PATTAYA, Thailand – For decades, the allure of Pattaya for foreign tourists and long-term visitors has rested not only on sun, sand, and nightlife, but on affordability. Yet as the baht pushes below the symbolic 32-to-the-dollar level, the city’s tourism economy is beginning to feel the squeeze of a stronger Thai currency.

Krungthai Global Markets this week projected the baht to trade in a 31.65–32.45 per dollar range, with a 24-hour band of 32.00–32.20 after opening Monday (8 Sept) at 32.10, slightly firmer than last week’s close at 32.18. The move reflects a weakening U.S. dollar, after poor American jobs data fueled expectations of Federal Reserve rate cuts.



On paper, a stronger baht may signal resilience. But in Pattaya, every notch stronger translates into weaker wallets. Bars, restaurants, guesthouses, and street vendors thrive on foreign spending power — and when the dollar loses ground, so does the city’s nightlife economy.

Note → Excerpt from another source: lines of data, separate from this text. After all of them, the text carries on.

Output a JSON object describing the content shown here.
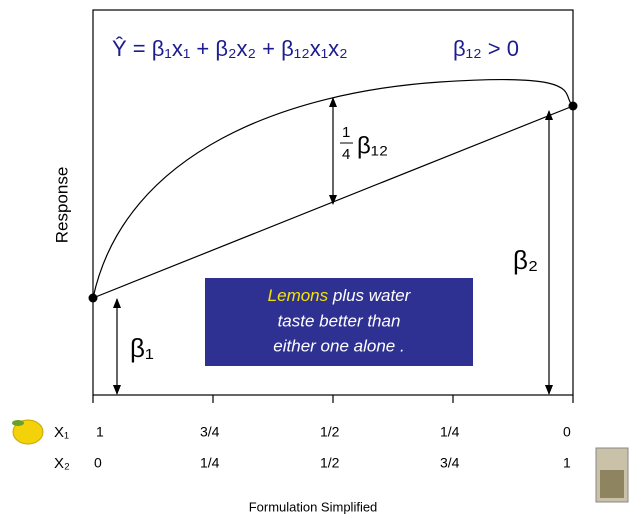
{
  "equation": "Ŷ = β₁x₁ + β₂x₂ + β₁₂x₁x₂",
  "condition": "β₁₂ > 0",
  "y_axis_label": "Response",
  "interaction_label": {
    "numerator": "1",
    "denominator": "4",
    "symbol": "β₁₂"
  },
  "beta1_label": "β₁",
  "beta2_label": "β₂",
  "callout": {
    "highlight": "Lemons",
    "line1_rest": " plus water",
    "line2": "taste better than",
    "line3": "either one alone ."
  },
  "x1_row": {
    "label": "X₁",
    "values": [
      "1",
      "3/4",
      "1/2",
      "1/4",
      "0"
    ]
  },
  "x2_row": {
    "label": "X₂",
    "values": [
      "0",
      "1/4",
      "1/2",
      "3/4",
      "1"
    ]
  },
  "caption": "Formulation Simplified"
}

“Five years ago, my pension gave me nearly 40 baht to the dollar,” says a 68-year-old long-term visitor from the U.K. “Now I’m getting barely 32. The cost of beer, rent, and food hasn’t gone down – only my lifestyle has.”

Short-stay tourists are feeling it, too. A family from Australia may still book a beach hotel, but their discretionary spend on extras — jet skis, seafood dinners, cabaret shows — shrinks when the exchange rate no longer offers a bargain. Younger travelers compare Thailand against Vietnam or the Philippines, where weaker currencies make their money go further.

Local operators admit that the nightlife economy, once fueled by cheap thrills for foreign men, is visibly under strain. Rising rents, higher food prices, and dual pricing policies already irritate visitors. A baht under 32 per dollar removes what little cushion was left. “It’s not the women or their smiles anymore,” one long-term resident quipped. “It’s the exchange rate that decides whether I stay or go.”

Authorities in Bangkok may trumpet record arrival numbers, but raw arrivals don’t equal prosperity if per-capita spending collapses. Pattaya may fill its hotels this high season, but a strong baht risks hollowing out the city’s cash economy.

Krungthai has noted the baht still faces Two-Way risk, with U.S. inflation data and political uncertainties in France, Japan, and Thailand all in play. Yet for Pattaya, the damage is already visible: a city where the exchange rate, not the neon lights, determines the nightlife.

The question is whether policymakers understand the local reality: tourism thrives not just on arrivals, but on value. If Thailand becomes the “expensive option” in Southeast Asia, Pattaya’s once-magnetic pull could fade into nostalgia — another casualty of an overvalued currency and a government unwilling to confront it.